Portrait of Baldassare Castiglione - by Raphael
The portrait's subject is Baldassare Castiglione (1478-1529), poet, humanist, and ambassador, whom Raphael first met as a young man in Urbino. The portrait, originally painted on a wooden panel, was transferred to canvas and was probably cut down a few inches at the base, judging from seventeenth-century copies where the hands of the famous writer were fully shown. Castiglione's Book of the Courtier, finished in 1516 but published a decade later, is devoted to life and manners at the court of Urbino; Raphael is mentioned in it more than once. To be sure, Castiglione's list of great painters is revealing; he observes, "Consider that in painting Leonardo da Vinci, Sandro Botticelli, Raphael, Michelangelo and Giorgio da Castelfranco [Giorgione] are most excellent," and perceptively adds, "and yet they arc all unlike one another in their work." As Baldassare himself is in many ways a perfect model of a High Renaissance writer and gentleman, so Raphael's portrait of him is equally exemplary of High Renaissance portraiture.

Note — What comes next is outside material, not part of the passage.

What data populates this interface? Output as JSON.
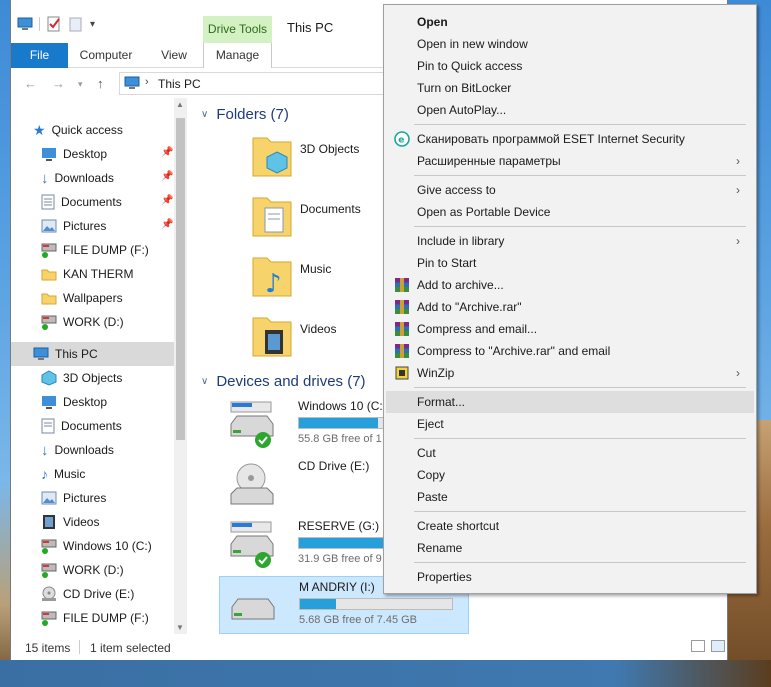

Castiglione is shown in three-quarter profile from the waist up, seated in an armchair merely suggested in the lower right, hands folded and his gaze fixed on the viewer; this posture, as well as the soft luminescence that envelopes the portrait, are a subtle homage to the Mona Lisa. It is certain that Raphael saw the painting during Leonardo's stay in Rome before the latter left for France. But the respective atmospheres of the two works, and no doubt the ambitions of the men who painted them, are markedly different. Referring to this portrait in a Latin elegy dedicated to his wife, Castiglione himself made mention of the uncanny resemblance and the feeling of human presence it emits. Above all, it is the naturalness - the immediacy, freedom of carriage, and expressive vivacity - which make this life-like portrait so extraordinarily modern.